Bill Gross of PIMCO, a $220B investment management firm in California, recently wrote about the need to prioritize government investment in education and jobs. Higher education has taken young people and distracted them from skill-building and saddled them with debt (over $1T, about 7% of total US debt). Fewer people in this country are able to risk starting their own business, and fewer are ready to work for the global economy. He cites an early Facebook investor, Peter Thiel, who is offering $100k to 20 teenagers who demonstrate how they will be visionary leaders and innovators, if they don’t go to college. Gross also notes how the private sector just can’t create jobs fast enough to avert the slowing of the economy and that the government, in the words of Hyman Minsky, must be the “employer of last resort.” FDR had his CCC and Barack Obama should come up with something similar.

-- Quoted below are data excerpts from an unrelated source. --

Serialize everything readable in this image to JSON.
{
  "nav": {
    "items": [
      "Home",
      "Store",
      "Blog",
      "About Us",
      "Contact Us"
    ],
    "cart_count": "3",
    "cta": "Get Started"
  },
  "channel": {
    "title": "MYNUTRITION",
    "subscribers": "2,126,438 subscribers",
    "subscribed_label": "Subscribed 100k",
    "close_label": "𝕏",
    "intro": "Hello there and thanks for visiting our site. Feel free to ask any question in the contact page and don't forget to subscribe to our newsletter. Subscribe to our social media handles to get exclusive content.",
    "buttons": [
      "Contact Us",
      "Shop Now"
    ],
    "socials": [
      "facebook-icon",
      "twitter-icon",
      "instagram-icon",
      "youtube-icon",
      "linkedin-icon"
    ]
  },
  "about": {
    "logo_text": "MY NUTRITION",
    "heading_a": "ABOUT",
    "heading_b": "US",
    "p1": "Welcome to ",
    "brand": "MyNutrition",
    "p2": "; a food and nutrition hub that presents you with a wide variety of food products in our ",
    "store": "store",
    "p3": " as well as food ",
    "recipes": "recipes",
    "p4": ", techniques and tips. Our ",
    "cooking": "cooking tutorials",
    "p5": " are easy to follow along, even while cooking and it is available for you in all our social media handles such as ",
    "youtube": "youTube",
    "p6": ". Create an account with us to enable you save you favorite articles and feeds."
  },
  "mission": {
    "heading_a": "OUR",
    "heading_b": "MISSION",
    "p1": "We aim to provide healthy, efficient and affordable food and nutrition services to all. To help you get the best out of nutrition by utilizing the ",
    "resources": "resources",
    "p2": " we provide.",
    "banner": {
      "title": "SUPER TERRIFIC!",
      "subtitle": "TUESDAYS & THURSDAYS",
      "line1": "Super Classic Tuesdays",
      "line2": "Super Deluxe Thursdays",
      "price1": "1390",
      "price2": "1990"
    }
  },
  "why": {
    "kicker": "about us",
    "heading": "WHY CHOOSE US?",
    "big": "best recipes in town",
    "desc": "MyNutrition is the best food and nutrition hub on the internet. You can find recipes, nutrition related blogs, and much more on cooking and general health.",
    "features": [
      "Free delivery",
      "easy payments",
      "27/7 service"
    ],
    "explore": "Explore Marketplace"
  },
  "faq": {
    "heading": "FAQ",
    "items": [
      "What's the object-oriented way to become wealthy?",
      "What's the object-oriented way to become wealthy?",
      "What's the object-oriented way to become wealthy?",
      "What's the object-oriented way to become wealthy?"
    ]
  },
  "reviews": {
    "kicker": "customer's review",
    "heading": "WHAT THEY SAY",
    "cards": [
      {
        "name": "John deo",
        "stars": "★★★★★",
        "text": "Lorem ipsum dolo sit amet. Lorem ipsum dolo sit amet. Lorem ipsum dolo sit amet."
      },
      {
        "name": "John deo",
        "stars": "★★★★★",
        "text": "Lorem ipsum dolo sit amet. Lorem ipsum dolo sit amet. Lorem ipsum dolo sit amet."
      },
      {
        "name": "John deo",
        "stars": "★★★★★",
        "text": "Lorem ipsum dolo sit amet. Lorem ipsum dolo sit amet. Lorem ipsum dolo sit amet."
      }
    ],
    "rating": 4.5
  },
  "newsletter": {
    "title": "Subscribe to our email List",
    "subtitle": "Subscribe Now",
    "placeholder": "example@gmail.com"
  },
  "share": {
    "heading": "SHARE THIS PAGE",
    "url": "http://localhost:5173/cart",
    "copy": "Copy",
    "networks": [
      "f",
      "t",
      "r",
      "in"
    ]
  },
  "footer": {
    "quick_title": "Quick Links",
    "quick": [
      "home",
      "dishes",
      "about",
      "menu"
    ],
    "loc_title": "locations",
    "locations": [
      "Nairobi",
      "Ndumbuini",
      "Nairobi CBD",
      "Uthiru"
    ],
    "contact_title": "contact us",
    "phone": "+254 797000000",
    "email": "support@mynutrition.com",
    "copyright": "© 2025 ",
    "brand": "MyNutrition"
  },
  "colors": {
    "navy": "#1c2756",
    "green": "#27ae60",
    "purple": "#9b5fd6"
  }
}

Higher education costs have grown 6% faster than the CPI, thus a four-year degree is comparatively four times more expensive than it was in 1985. There is a lot of other things people could do with that money. How do you feel about the rising costs versus the decreasing benefits of having a college degree? Massachusetts and the Boston area in particular have long benefited from a healthy tertiary education sector. Our high-tech and biotech industries literally stem from the major institutions in Boston and Cambridge. Will the rising costs of higher education result in a response from the market? Or is our region, because of the marquee institutions we host, insulated from a higher-ed cost rebellion? Let us know what you think!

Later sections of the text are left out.